You Stood Up for Education Today; Don’t Forget to Vote Tomorrow
When parents, teachers and administrators saw education funding being cut, resulting in growing class sizes, outdated books and fewer materials, unfunded legislative mandates, growing higher education tuition and fees, low teacher pay and a depressing dearth of resources all the way around, we stood up. At some point, enough is enough. No one wants children going to school every day without everything they need to be successful. We can do it if we put our priorities in the right place and do the right thing, rather than the political thing.
In his remarks today, David Blatt, executive director of the non-partisan Oklahoma Policy Institute, pointed out that Oklahoma’s taxes are “the lowest they’ve been for decades,” yet the governor and the legislature want to cut income taxes even more, and at the same time, they’re telling us that there’s no money for additional funding for education. As Blatt says, “If we cut the top income tax rate a quarter-point, the average Oklahoma family would save $29 and many of you would get nothing at all. Yet we’d have some $120 million less to take care of our schools, public safety, and other critical needs.”

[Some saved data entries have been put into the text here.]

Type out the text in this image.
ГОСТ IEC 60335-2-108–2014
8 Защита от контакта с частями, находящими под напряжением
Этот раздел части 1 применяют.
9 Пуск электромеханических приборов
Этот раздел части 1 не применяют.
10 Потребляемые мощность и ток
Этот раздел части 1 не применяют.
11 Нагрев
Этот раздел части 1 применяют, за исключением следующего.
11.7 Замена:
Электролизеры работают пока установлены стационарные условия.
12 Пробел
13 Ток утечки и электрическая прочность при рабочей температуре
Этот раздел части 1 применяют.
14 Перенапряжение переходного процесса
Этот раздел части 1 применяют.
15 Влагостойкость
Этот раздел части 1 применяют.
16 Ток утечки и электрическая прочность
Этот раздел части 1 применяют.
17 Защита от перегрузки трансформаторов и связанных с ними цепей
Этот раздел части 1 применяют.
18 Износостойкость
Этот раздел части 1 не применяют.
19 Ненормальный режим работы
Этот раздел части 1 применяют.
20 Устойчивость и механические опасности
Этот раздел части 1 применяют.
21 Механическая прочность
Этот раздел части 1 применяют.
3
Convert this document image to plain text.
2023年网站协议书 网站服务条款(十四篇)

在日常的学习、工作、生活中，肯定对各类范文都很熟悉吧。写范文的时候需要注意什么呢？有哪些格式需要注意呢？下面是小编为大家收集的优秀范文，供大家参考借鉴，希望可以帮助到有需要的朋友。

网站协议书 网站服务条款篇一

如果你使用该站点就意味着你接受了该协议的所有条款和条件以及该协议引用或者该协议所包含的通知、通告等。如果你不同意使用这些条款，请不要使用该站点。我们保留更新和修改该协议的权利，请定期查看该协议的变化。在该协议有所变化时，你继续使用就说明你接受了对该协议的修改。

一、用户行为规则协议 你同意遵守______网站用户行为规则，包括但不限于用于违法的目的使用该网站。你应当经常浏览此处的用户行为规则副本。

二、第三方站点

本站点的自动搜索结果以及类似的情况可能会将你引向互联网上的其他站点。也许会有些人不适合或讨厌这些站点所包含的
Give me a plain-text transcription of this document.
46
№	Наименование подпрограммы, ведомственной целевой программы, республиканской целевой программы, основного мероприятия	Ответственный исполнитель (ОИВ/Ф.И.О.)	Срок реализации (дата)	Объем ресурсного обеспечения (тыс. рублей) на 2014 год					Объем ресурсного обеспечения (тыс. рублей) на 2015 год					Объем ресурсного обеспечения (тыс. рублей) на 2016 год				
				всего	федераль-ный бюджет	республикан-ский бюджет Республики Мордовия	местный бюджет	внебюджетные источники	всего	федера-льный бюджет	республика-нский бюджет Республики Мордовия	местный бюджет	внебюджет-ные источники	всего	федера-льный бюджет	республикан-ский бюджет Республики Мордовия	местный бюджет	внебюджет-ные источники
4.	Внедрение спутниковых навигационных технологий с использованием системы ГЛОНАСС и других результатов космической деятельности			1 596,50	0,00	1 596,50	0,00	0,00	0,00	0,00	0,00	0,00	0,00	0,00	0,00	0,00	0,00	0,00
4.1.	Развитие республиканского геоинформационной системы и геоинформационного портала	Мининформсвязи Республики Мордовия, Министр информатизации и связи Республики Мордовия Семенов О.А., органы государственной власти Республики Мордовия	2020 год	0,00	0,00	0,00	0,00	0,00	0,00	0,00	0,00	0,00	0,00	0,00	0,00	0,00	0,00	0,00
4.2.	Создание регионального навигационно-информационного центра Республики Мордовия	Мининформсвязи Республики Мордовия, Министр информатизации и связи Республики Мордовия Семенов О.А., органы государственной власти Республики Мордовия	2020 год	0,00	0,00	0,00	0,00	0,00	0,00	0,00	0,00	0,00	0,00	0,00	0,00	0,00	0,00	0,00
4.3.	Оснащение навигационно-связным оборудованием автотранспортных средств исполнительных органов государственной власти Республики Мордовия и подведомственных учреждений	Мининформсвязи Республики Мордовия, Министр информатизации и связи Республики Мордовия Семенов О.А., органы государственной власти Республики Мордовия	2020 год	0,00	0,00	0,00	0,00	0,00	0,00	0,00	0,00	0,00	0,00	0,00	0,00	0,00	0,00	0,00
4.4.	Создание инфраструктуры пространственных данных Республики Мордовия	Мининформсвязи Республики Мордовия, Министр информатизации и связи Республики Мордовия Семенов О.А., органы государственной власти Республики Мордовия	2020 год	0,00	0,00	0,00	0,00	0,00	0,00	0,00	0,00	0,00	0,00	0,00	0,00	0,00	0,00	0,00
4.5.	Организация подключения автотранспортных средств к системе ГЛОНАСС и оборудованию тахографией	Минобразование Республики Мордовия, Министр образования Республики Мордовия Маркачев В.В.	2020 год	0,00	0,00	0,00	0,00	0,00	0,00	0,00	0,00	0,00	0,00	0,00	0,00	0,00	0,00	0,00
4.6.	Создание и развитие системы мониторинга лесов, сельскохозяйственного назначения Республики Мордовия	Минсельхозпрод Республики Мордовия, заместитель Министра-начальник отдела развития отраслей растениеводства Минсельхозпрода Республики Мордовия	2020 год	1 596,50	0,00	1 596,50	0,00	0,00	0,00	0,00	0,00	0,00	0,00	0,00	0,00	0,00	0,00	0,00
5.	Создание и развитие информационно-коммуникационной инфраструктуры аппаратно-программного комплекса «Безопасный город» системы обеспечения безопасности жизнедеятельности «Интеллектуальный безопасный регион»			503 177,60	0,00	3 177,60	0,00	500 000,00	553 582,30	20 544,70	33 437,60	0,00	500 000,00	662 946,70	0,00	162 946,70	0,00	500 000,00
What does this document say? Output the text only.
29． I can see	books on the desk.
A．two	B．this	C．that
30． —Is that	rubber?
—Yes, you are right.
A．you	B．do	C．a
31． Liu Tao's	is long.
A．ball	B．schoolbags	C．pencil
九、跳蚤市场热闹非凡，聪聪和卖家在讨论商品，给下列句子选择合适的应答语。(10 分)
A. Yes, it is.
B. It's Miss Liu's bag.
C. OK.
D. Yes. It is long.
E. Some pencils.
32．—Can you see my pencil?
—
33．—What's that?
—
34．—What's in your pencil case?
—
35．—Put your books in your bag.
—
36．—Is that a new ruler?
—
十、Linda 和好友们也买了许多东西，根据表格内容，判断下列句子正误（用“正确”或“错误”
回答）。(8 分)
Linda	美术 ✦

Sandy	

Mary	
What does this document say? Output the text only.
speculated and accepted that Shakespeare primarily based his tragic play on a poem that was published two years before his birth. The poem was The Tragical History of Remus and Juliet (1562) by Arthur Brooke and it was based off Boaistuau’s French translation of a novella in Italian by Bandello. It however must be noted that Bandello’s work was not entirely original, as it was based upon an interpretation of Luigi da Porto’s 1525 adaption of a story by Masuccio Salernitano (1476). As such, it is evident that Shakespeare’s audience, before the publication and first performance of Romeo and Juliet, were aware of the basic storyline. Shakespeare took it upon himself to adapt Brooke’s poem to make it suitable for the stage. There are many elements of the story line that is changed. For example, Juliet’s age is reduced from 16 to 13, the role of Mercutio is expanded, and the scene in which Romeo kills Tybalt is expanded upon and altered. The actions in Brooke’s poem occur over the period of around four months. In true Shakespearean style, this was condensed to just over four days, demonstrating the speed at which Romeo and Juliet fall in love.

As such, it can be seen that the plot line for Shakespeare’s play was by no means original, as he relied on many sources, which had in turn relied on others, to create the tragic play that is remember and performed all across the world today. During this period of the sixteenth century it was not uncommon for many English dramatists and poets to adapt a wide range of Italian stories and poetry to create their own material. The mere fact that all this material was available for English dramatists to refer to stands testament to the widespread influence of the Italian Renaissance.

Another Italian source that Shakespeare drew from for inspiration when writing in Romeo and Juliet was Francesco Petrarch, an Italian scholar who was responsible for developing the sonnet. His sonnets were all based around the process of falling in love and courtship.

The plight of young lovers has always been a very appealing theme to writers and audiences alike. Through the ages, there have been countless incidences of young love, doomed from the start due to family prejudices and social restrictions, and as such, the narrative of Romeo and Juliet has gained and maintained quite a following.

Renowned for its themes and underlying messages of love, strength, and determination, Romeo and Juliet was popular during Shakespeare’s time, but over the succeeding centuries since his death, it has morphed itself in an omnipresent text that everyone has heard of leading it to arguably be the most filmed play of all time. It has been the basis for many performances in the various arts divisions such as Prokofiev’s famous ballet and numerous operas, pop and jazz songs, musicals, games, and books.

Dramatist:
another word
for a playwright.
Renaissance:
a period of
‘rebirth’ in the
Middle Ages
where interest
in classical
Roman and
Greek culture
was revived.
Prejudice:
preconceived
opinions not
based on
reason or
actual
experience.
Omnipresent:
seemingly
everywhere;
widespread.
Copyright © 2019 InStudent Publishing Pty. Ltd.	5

Read the complete comments here: http://okpolicy.org/right-choices-can-restore-education-funding
I’m more than willing to give up my $29 to properly fund education. It’s the morally right thing to do, but it’s also the economically sound thing to do. All I hear from our policy makers is that they want our children to be “career and college ready.” I want them to put their money where their mouth is (or, actually, OUR MONEY).
You can go to okpolicy.org for more ways to increase the budget.
I know too many teachers, including myself, who have quit the profession because of low pay, lack of respect, lack of support and lack of good quality materials. The work environment of the teacher is also the work environment for the kids. It was difficult for me to have 150 – 180 high school students, grade that many essays every week (I taught English), pay for some of my own materials, come up with creative ways to individualize instruction to reach every kid, sponsor clubs, write college recommendations, and be a mom/counselor/social worker/tutor to many of those kids. On top of that, instead of having a cohesive, sensible, long-term plan for public schools, our policy-makers too often do what’s easy or politically motivated. New legislation is enacted every couple of years, so teachers and the public rarely have a chance to see if anything works. And part of the reason for that is that lawmakers don’t involve educators in the decisions. You can see that happening now with the third grade reading sufficiency law.
Another example of bad policy is having students take several standardized tests a year, which are then used punitively to “grade” teachers and schools. It makes no sense at all. Standardized tests are a terrible measure of the quality of a school or of a teacher, yet Oklahoma is spending millions on testing. Think about it. How much did you learn from taking a standardized test? Here’s a great article on why standardized tests don’t measure educational quality, and what they actually can do: http://www.ascd.org/publications/educational-leadership/mar99/vol56/num06/Why-Standardized-Tests-Don%27t-Measure-Educational-Quality.aspx
Don’t give up. Our kids deserve better. They depend on us.
TOMORROW’S VOTE
I want to remind all Tulsa County voters that there are two important propositions on the ballot TOMORROW, TUES., APRIL 1.
They will fund the construction of a new juvenile facility and additions to the Tulsa jail. If you’ve never been to the juvenile facility, it’s shockingly bad. It is falling down around the people who work there, the juvenile offenders, and the innocent abused and neglected children who must go there. Over 40 percent of the cases at the facility involve abused or neglected children. No one should have to work in those conditions, and no child should have to be in such a place. It’s unsafe, overcrowded and should be embarrassing for all of us to know that we allow it.
The jail is also overcrowded, in part due to the lack of mental health services. According to the League of Women Voters (LWV), the jail has 2,500 inmates, but 1,700 beds. According to LWV materials, “Over the first six months of 2013, the jail had more than 6,400 inmates with mental health issues and more than 4,300 inmates on psychiatric medications.” This same lack of services has increased the caseload at the Juvenile Justice Center as well. The lack of mental health services is a larger issue that must be addressed by lawmakers.
Voting yes on both of these propositions will NOT raise your sales tax if you live in Tulsa city limits. It would remain as it is now. If you live outside city limits in Tulsa County, your sales tax would increase very slightly – less then one-tenth of one penny.
Is that too much to ask? I would be happy for a portion of the sales tax I pay to go to building a decent juvenile facility and improving the jail. And if our governor and legislature would get busy working on ways to really improve the lives of Oklahomans by funding education, improving mental health and supporting struggling families rather than worrying about their political agendas, we probably wouldn’t need as much room at the jail.